I’ve been lying on my bed since eight, fully dressed, staring at the ceiling, doing the thing I’ve been doing for three days which is running the same calculation over and over with slightly different variables and arriving at the same answer every time: I don’t know how this goes.
I’m not good at not knowing.
I’ve built my entire adult life around eliminating not knowing. Around preparation and strategy and controlling every variable until the outcome is as certain as anything can be. It’s served me well in hockey. It’s served me catastrophically poorly in everything else, which is the thing I’ve been slowlyunderstanding since a woman showed up at my practice with coffee and a bingo card and refused to let me pretend I was fine.
I get up. Go to the kitchen. Make coffee I don’t need at ten PM because my hands want something to do and the precise measurements of the French press gives me a focus that isn’t tomorrow.
Four scoops. Two hundred degrees. Four minutes.
I set the timer. Watch it count down.
The kitchen is quiet. The refrigerator hums. On the counter, because she left it here two weeks ago and neither of us moved it, is a lip balm that belongs to Gisele. Small, slightly battered, the particular brand she buys in bulk because she goes through them constantly. She leaves them everywhere. I’ve found three in my truck.
I’ve been putting them in a drawer in the bathroom instead of throwing them away.

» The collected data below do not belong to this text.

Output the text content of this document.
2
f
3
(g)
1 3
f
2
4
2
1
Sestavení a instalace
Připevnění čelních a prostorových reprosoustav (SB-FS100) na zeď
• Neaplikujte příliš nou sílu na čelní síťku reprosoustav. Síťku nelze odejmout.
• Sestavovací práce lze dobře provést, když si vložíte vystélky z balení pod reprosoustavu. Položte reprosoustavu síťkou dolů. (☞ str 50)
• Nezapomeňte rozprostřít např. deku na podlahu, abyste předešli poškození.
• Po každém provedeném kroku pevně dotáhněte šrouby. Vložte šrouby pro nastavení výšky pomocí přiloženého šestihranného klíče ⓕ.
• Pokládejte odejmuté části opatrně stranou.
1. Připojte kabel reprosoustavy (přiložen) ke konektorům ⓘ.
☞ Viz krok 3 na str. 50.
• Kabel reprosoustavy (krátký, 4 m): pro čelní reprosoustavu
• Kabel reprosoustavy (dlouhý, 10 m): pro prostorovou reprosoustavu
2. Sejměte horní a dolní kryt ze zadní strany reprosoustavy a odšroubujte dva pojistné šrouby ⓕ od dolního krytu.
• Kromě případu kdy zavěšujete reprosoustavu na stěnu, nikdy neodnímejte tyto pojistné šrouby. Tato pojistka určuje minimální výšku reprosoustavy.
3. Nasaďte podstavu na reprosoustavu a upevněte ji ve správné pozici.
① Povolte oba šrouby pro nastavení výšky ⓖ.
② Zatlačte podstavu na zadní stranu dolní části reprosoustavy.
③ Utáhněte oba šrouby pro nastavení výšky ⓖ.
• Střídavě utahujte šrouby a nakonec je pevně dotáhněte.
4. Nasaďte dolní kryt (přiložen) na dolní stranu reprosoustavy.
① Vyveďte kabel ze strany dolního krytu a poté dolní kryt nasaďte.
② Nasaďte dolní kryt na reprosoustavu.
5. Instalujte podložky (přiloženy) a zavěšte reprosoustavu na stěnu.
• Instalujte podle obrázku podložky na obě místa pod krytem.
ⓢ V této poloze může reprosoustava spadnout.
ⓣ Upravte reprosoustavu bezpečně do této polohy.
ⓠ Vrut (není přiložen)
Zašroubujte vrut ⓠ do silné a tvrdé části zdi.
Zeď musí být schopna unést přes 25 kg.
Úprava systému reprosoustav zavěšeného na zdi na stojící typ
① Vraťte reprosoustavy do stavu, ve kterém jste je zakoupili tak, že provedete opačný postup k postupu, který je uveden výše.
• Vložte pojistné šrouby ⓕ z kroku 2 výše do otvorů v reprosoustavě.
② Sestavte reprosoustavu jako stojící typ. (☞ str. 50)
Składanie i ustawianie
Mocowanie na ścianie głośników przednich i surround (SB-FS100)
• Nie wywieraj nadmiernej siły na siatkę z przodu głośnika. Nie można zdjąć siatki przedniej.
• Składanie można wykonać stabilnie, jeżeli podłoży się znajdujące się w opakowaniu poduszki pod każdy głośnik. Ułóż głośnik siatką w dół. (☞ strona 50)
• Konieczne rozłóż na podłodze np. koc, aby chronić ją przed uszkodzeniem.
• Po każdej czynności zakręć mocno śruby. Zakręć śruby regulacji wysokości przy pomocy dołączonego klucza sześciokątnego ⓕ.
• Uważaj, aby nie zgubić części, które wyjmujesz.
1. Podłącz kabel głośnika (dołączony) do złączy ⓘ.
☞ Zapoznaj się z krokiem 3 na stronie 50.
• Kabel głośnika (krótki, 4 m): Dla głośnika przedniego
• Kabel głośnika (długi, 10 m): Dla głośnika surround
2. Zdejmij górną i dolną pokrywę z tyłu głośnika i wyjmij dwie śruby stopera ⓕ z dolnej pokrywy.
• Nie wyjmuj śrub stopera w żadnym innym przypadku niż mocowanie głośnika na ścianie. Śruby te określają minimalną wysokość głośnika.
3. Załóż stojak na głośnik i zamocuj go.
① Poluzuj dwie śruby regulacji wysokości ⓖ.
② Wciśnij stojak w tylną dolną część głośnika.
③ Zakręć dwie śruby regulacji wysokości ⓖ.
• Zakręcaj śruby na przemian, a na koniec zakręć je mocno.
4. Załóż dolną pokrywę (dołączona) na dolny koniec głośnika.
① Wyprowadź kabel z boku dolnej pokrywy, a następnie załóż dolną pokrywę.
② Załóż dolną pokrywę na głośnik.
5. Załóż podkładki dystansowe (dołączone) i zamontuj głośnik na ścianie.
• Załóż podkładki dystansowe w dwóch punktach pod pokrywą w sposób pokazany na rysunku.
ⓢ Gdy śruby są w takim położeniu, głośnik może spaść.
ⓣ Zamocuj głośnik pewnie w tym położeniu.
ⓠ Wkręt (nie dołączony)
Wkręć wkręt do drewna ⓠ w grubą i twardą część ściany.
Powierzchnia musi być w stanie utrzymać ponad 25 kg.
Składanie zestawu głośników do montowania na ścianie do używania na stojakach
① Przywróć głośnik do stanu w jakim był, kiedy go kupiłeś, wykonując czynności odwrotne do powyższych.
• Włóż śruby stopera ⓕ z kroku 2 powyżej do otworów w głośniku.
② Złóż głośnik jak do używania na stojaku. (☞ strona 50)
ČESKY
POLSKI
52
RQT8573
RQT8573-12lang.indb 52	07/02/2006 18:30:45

The timer goes off. I pour the coffee. Sit at the kitchen table and look at the wall and try to do the thing she taught me to do.
Name it.
Okay. What am I feeling right now, at ten-fifteen PM, the night before a league-appointed psychiatrist is going to decide whether I’m fit to lead my team through a playoff run?
Fear. That one’s obvious, and I’m not going to pretend otherwise. Fear of the evaluation. Fear of the suspension. Fear of what a suspension does to a team that has just figured out how to be a team.
Underneath that: exposure. The specific exposure of having your worst moment on record somewhere. Of knowing there’s a file with your name on it and a video and a list of witness statements and somewhere in a league office someone read all of it and made a judgment before they ever met you. I’ve spent my whole life controlling what people see. This is what happens when you can’t.
Underneath that: something that takes longer to locate.
Grief. That’s the word that finally surfaces, and it surprises me when it does because I didn’t know I was grieving anything. But I am. I’m grieving the version of myself who never had to worry about this. The closed-off, controlled, impenetrable version who felt nothing and therefore risked nothing and therefore had nothing to lose.
That man was miserable. I know that now. But he was safe.
I am not safe anymore.
I have a team that trusts me and plays better when I’m present and is four wins from a playoff spot because something changed in how I lead them. I have a mother who saved a prom photo behind her bar for twelve years and invited the woman in the photo to dinner as my girlfriend. I have brothers who showed up to a photo booth at a bar and made faces at a camera because someone they love asked them to.
I have Gisele.
I have her products on my bathroom shelf and her lip balm on my kitchen counter and the specific weight of her in my chest that has been there since we were seventeen years old. I didn’t have the language for it and have spent thirty years finding other things to call it.
I have everything.
And tomorrow, someone I’ve never met is going to ask me questions I have to answer honestly and then decide if I get to keep it.
I sit with that for a long time.
The coffee goes cold. I drink it anyway.
At some point, I pick up my phone. Her name is on the screen before I’ve decided to open it, which is its own kind of progress—my body knowing where it wants to go even when my brain is still arguing about whether that’s smart.
I look at the time. Eleven-forty.
I put the phone down.
She has the Luxe launch in eleven days. She’s been running on four hours of sleep and Derek emails and the particular focused energy of a woman building something that matters. I am not calling her at eleven-forty PM because I can’t sleep and I’m afraid of a meeting.
I’m not that man anymore.
The man I’m trying to be handles the nights alone when he needs to and reaches out when he actually needs to and knows the difference.